Getöteter Radfahrer in Heiligensee

„Warum hatte er denn auch keinen Helm auf?“ – das fragte ein Passant, als wir mit dem ADFC und Respect Cyclists am ersten Adventswochenende die Mahnwache für einen 82-jährigen Radfahrer in Heiligensee abhielten. Der Mann war an der Kreuzung Heiligenseestraße/Süderholmer Steig mit dem Fahrrad vom Radweg auf die Straße gewechselt, von einem PKW erfasst und tödlich verletzt worden. Und der Passant fragt nach dem Helm?

Er mag das nur nebenbei und ohne Nachdenken gesagt haben. Aber nichts zeigt deutlicher, wie viele Menschen und leider vor allem die Politik heutzutage argumentieren: Der Fahrradweg ist holprig und schmal, die Kreuzung wegen eines dauer-parkenden Wohnanhängers schlecht einsehbar, die Fahrerin des Unglücksfahrzeugs schon altersbedingt nicht mehr 100prozentig reaktionsschnell. Doch der erste Vorwurf, den man hört, wird dem Rad-fahrenden Opfer gemacht. #VictimBlaming?

Schuld an diesem schlimmen Unfall kann nicht die Frau am Steuer des PKW haben und genauso wenig der Rad-fahrende alte Mann. Ich sehe hier vielmehr die Verantwortung in einer Infrastruktur, die die Schwachen (und Alten!) nicht schützt: Konnte der Mann die Spur nicht länger halten und geriet aus Unachtsamkeit auf die Straße? Oder fuhr er vielleicht einen plötzlichen Schlenker nach links, als er sich in die selbe Richtung umdrehte? Und was ist mit der PKW-Fahrerin? Warum hatte sie den Mann auf dem Fahrrad vor sich nicht gesehen und die Geschwindigkeit in der Kurve nicht angepasst? Warum hat sie so spät reagiert, dass sie den Zusammenstoß mit dem Fahrradfahrer nicht vermeiden konnte? All diese Fragen, auf die es wohl nie eine Antwort geben wird, führen zu der Feststellung, dass beide Unfallbeteiligten Opfer einer Infrastruktur wurden, die keine Fehler verzeiht. Die einen bezahlen das mit ihrem Leben. Die anderen mit einem Trauma oder Schuldgefühlen bis zum Lebensende.
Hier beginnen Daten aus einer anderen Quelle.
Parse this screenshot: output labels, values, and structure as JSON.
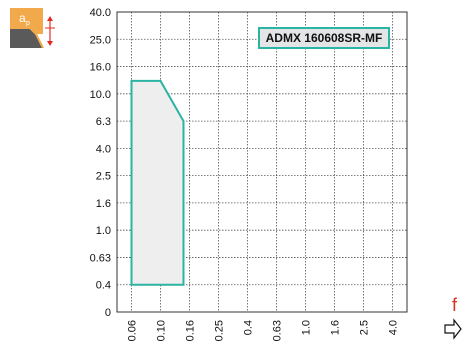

Warum, frage ich, wird hier von Seiten derer, die es könnten, nicht reagiert? Warum gibt es an der Kreuzung keine Geschwindigkeitsbegrenzung? Warum wird der Fahrradweg als schmaler Streifen auf dem Bürgersteig entlanggeführt, der einen Alleinunfall genauso wahrscheinlich macht wie das Übersehenwerden durch einen einscherenden PKW?

Es wäre ein gutes Zeichen gewesen, bei der Aufstellung des Geisterrads die für Verkehr zuständige Stadträtin Julia Schrod-Thiel anzutreffen. Sie hätte keine Rede halten, sich nicht rechtfertigen müssen. Aber ihre Teilnahme hätte gezeigt, dass sie unsere Ängste versteht und vielleicht, nur vielleicht, ihr Amt dazu nutzt, endlich auch Maßnahmen zu ergreifen.

Es war das 14. Geisterrad, das wir dieses Jahr aufstellten. 14 getötete Radfahrende 2023 in Berlin.